The aim of this paper is to provide an overview of the changing size and spatial distribution of the Indigenous population of Australia, comparing the results of the 2011 and 2016 Censuses. The paper summarises five key aspects of the intercensal change:
• the growth in the estimated population of Indigenous Australians
• the changing geographic distribution of Aboriginal and Torres Strait Islander people
• the growth in the number of census records with indeterminate Indigenous status
• the spatial mismatch between demographic projections from the 2011 Census and 2016 Census counts
• the potential for identification change to confound changes in socioeconomic outcomes.
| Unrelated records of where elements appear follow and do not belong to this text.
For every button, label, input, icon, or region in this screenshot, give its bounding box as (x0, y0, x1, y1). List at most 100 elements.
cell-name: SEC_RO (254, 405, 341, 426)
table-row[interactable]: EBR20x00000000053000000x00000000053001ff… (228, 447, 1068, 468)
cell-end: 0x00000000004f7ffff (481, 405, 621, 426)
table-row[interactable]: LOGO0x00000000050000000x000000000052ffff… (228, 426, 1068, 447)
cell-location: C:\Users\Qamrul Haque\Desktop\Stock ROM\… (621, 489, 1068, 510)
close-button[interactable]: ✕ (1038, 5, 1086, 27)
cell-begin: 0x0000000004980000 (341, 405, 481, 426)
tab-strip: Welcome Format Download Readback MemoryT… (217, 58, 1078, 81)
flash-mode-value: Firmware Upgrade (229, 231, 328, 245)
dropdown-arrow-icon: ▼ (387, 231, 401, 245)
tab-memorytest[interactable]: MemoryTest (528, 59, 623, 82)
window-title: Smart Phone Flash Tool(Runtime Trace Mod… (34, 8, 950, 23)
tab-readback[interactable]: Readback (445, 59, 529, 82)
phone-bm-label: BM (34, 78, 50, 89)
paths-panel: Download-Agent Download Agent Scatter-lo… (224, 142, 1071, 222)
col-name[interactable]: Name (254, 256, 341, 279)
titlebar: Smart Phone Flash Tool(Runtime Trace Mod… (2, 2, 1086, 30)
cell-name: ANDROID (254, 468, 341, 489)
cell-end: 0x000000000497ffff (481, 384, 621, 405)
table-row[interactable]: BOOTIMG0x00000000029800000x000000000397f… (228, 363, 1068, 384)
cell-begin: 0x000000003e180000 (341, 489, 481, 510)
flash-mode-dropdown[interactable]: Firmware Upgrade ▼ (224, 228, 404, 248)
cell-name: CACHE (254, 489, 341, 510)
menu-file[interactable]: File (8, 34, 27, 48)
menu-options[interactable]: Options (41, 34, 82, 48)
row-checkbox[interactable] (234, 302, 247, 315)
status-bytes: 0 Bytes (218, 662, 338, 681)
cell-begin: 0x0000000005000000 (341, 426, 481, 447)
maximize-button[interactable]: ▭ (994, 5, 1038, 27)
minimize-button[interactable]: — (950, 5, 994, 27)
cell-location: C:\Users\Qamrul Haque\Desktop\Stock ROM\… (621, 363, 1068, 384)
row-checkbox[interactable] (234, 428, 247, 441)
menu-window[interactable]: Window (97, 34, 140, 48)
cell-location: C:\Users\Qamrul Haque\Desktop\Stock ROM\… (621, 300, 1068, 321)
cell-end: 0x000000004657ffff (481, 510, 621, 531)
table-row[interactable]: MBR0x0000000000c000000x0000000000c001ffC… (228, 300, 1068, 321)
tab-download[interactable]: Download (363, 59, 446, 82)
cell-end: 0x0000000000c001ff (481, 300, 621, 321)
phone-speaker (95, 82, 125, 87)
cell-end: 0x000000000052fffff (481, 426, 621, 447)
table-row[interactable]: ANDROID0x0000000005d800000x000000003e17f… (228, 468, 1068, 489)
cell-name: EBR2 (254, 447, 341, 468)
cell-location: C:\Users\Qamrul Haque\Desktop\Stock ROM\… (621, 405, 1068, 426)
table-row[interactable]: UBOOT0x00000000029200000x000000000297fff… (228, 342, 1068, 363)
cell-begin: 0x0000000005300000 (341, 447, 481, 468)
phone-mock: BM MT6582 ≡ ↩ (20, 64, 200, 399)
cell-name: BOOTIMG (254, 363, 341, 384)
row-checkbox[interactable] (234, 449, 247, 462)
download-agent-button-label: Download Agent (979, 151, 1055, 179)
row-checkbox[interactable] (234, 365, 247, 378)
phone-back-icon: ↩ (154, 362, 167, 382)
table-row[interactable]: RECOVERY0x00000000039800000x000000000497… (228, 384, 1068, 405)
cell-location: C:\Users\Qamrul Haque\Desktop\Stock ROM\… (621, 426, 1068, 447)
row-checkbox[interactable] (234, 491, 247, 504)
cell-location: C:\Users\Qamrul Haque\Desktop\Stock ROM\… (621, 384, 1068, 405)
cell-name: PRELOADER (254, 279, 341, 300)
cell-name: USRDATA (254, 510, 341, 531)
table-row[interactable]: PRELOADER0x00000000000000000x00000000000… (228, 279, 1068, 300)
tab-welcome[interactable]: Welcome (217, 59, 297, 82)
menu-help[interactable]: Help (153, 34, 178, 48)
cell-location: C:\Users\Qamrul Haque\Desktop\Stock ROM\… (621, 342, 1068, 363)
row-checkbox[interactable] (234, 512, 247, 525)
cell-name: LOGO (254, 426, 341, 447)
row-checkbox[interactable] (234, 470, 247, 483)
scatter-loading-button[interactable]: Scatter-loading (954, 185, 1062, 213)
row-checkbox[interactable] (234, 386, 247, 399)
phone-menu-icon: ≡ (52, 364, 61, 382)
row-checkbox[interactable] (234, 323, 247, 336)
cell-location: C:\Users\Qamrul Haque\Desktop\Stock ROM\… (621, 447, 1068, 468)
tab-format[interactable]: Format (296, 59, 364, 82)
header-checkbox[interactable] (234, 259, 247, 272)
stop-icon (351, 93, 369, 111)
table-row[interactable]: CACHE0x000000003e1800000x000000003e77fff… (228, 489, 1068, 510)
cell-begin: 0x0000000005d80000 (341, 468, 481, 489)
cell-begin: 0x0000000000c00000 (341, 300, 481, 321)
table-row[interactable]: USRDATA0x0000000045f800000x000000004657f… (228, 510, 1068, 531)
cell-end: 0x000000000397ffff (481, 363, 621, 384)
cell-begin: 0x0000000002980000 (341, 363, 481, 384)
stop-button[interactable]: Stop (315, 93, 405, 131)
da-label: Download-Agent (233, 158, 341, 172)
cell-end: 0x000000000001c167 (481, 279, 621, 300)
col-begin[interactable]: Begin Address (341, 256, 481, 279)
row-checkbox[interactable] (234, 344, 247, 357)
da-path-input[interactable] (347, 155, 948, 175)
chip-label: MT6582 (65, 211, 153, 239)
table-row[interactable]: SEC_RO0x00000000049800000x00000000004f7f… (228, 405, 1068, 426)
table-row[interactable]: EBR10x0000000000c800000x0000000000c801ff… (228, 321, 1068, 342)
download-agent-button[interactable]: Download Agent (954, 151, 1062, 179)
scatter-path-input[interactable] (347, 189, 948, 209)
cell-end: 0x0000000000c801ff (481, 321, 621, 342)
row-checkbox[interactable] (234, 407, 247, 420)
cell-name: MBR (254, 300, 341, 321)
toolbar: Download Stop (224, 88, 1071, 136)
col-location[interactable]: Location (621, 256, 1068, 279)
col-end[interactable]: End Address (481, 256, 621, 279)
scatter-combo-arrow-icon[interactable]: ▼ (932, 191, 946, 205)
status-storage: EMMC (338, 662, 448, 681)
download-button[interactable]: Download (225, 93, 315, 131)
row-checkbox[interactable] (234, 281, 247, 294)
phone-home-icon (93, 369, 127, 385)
We show that the Indigenous population grew rapidly between 2011 and 2016, reaching around 3.3% of the total population estimate, or 798 381 people. This was most likely due to a combination of natural increase and changing patterns of identification. Both aspects of growth were concentrated in more urban parts of the country, especially coastal New South Wales and southeast Queensland. We suggest that care needs to be taken when interpreting Indigenous population change between 2011 and 2016, because of both unexplained population growth and a substantial increase in the number of census records with no answer to the Indigenous status question. In particular, we suggest that identification change may lead to an apparent convergence in the outcomes between the observed Indigenous and observed non-Indigenous populations through time, without there necessarily being any improvement in the life circumstances of individual Indigenous Australians.